Montessori is a popular alternative to traditional public school education, according to Andress.  Montessori “looks at the whole child” with a goal is to allow each student to develop to her or his potential, she said.

Kyrene began its Montessori program in the 2004-05 school year with a plan to offer three classrooms. Construction delays forced the district to offer only one classroom in the fall, however, and a second classroom was added in January 2005, Andress said.

The third Montessori classroom will be ready for the fall 2005 semester, she said.

According to the Kyrene Montessori website, Montessori operates on the principle of freedom within limits. Every program has its set of ground rules, which differs from age to age, but is always based on core Montessori beliefs-respect for each other and for the environment.

Each Montessori classroom has a full complement of authentic Montessori materials, Andress said. Classrooms will also have direct access to an outdoor environment that encourages children to use their senses to explore nature and interact with one another.

Kyrene’s Montessori teachers are “triple-certified” by Montessori, the state of Arizona and the No Child Left Behind Act, according to Andress. Each classroom has one teacher and an instructional assistant for a teacher-student ratio of 1:11.

Students also are instructed in physical education and music twice a week.

The Montessori educational program is named for an Italian educator, Maria Montessori. who lived from 1870 to 1952 and, according to her biographers, was Italy’s first female medical doctor.
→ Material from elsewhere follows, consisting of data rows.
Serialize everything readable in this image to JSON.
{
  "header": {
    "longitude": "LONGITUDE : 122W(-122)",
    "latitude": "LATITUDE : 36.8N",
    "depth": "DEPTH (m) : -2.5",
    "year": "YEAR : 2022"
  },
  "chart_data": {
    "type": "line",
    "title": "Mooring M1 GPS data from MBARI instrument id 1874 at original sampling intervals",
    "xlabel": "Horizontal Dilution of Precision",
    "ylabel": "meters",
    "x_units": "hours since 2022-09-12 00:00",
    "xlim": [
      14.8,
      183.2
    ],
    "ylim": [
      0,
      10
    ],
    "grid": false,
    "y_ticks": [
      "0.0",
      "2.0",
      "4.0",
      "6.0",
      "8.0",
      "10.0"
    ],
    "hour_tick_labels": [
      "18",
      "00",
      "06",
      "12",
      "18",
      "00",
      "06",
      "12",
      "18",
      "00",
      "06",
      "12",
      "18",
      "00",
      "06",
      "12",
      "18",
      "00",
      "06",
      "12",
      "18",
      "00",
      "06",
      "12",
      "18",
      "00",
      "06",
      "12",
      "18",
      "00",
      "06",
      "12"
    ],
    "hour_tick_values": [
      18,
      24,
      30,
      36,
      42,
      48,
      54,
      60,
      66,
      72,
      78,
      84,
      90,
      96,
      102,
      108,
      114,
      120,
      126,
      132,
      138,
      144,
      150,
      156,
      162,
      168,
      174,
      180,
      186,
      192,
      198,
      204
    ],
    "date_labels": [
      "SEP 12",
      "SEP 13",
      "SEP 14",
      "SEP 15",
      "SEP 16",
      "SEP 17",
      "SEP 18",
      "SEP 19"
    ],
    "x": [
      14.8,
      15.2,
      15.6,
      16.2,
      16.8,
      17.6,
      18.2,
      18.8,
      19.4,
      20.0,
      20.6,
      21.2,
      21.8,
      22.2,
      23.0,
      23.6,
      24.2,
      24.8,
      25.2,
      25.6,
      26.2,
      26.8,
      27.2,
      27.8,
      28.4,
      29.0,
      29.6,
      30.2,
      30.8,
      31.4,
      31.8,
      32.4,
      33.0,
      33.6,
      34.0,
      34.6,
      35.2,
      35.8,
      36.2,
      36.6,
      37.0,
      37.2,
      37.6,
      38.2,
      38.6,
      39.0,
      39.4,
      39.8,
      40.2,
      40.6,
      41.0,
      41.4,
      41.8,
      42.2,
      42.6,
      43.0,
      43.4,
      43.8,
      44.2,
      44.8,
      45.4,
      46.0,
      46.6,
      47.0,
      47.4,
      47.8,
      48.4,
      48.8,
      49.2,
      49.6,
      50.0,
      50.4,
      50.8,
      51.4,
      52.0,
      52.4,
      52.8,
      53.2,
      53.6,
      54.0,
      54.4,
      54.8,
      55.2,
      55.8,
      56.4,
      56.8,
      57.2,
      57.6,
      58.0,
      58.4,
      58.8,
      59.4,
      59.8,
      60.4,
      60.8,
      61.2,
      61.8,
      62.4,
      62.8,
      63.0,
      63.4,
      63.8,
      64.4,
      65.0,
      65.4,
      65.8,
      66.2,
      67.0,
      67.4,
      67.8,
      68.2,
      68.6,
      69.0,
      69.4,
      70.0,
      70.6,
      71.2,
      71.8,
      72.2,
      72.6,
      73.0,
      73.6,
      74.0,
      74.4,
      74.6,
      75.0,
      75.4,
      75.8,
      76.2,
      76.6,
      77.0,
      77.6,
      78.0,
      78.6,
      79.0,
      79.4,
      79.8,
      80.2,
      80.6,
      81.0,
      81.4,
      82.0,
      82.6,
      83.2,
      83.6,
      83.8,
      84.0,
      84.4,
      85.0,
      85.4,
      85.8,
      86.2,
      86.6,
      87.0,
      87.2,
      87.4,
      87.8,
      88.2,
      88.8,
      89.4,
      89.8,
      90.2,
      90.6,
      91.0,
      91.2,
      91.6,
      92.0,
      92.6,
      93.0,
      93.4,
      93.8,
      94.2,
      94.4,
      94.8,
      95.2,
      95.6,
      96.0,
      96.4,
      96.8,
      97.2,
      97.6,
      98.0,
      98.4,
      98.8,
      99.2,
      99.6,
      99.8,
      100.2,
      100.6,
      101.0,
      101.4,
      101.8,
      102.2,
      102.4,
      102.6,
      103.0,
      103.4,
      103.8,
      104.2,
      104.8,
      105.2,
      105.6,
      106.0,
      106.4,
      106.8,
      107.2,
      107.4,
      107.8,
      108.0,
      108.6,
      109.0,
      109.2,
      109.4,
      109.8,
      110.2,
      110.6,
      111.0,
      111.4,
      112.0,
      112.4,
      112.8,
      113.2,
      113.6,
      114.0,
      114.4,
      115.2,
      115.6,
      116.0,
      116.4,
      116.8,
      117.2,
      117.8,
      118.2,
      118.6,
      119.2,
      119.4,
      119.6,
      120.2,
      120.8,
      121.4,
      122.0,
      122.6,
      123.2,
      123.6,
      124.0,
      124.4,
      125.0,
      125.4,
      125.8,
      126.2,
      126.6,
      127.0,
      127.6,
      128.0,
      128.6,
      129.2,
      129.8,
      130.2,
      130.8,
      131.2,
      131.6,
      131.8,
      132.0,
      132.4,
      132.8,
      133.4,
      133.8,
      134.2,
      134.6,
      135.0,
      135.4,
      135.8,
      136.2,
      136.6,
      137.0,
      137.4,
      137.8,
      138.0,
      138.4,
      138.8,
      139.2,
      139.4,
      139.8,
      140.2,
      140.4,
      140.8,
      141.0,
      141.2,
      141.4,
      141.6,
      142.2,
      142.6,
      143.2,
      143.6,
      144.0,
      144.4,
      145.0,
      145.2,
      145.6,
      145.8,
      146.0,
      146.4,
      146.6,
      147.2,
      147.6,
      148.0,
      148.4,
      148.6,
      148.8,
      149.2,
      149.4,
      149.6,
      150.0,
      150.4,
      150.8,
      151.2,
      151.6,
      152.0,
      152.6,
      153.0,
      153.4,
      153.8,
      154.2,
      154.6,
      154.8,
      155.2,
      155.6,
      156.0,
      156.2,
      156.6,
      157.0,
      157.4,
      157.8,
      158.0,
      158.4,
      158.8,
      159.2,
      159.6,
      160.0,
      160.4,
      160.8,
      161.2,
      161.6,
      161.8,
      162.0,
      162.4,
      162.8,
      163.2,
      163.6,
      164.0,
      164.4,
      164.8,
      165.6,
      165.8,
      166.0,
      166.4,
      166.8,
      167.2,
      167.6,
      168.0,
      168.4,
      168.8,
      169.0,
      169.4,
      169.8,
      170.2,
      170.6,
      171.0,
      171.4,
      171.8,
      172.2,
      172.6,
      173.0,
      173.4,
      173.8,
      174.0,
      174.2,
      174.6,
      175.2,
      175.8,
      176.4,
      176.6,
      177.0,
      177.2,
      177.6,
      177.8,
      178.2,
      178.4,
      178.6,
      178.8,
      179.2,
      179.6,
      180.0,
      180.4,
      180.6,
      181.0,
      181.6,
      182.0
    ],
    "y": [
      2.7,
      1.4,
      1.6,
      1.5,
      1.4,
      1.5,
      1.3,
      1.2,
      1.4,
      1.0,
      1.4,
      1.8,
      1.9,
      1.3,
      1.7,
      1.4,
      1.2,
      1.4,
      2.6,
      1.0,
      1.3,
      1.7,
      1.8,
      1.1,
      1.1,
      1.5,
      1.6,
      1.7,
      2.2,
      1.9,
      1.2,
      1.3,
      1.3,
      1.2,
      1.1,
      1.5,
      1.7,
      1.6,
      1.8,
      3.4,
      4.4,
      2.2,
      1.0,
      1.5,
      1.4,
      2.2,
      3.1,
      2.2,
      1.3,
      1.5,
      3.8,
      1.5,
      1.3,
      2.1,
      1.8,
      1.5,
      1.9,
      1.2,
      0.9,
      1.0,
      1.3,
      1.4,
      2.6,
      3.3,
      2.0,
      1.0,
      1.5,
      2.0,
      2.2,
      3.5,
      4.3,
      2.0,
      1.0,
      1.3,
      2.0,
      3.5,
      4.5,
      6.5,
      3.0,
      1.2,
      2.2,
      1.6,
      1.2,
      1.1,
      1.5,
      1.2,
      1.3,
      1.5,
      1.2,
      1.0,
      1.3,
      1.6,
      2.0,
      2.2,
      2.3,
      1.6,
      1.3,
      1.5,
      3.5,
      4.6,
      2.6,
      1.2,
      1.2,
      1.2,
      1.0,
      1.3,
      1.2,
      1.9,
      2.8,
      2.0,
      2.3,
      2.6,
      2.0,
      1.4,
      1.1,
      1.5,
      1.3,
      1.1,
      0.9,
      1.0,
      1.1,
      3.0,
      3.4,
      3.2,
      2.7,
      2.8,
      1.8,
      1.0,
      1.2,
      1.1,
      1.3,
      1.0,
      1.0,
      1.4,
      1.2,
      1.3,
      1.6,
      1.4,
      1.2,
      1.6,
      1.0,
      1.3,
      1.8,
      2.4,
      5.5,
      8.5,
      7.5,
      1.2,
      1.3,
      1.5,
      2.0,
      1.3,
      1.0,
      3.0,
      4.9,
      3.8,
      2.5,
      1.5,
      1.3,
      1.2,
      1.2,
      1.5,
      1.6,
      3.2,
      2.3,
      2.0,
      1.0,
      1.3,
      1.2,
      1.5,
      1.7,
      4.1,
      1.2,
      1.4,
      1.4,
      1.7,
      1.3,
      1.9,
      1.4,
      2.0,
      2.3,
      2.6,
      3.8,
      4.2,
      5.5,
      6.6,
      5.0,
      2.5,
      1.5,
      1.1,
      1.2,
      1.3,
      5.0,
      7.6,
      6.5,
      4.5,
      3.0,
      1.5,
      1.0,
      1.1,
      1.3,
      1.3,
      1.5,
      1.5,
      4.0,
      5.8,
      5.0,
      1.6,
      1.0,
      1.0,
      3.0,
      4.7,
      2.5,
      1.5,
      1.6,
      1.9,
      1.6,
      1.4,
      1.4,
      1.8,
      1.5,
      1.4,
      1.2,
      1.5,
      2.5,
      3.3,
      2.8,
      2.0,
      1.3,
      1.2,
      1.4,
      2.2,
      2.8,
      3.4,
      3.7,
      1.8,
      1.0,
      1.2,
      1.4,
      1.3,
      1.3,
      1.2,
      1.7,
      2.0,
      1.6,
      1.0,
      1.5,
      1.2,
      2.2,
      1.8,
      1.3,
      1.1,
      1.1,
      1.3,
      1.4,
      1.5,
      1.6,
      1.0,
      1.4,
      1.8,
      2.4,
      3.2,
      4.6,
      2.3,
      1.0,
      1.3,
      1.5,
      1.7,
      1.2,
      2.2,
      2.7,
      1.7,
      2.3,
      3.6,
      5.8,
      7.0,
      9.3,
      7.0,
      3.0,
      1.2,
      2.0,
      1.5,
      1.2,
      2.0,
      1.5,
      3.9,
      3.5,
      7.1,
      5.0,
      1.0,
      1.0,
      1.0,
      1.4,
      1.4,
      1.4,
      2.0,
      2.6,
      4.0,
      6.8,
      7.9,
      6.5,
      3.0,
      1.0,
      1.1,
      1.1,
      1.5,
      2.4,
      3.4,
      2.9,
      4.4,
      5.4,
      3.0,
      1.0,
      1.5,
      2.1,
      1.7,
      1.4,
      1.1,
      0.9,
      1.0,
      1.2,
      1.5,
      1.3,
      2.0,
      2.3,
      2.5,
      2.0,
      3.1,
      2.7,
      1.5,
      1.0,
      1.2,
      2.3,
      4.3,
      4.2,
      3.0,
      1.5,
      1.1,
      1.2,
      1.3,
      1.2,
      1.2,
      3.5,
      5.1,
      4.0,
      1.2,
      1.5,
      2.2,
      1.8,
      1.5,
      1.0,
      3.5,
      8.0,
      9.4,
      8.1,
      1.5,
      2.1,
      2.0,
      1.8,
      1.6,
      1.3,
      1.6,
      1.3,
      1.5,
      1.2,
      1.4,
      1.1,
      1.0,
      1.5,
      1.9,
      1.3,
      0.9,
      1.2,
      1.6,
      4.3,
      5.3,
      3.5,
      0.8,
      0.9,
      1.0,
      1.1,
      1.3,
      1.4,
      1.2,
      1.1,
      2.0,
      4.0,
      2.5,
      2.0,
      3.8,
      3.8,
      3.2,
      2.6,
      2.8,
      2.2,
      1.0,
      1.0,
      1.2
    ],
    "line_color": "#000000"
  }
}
Maria Montessori began forming her educational theory in 1897 while working with children she thought would be better treated by improving schools than with medicine.

By the early 1900s, Montessori was implementing her educational theories while directing daycare centers for working- class children in one of Rome's worst neighborhoods.

She has been quoted as saying:

“I studied my children, and they taught me how to teach them.”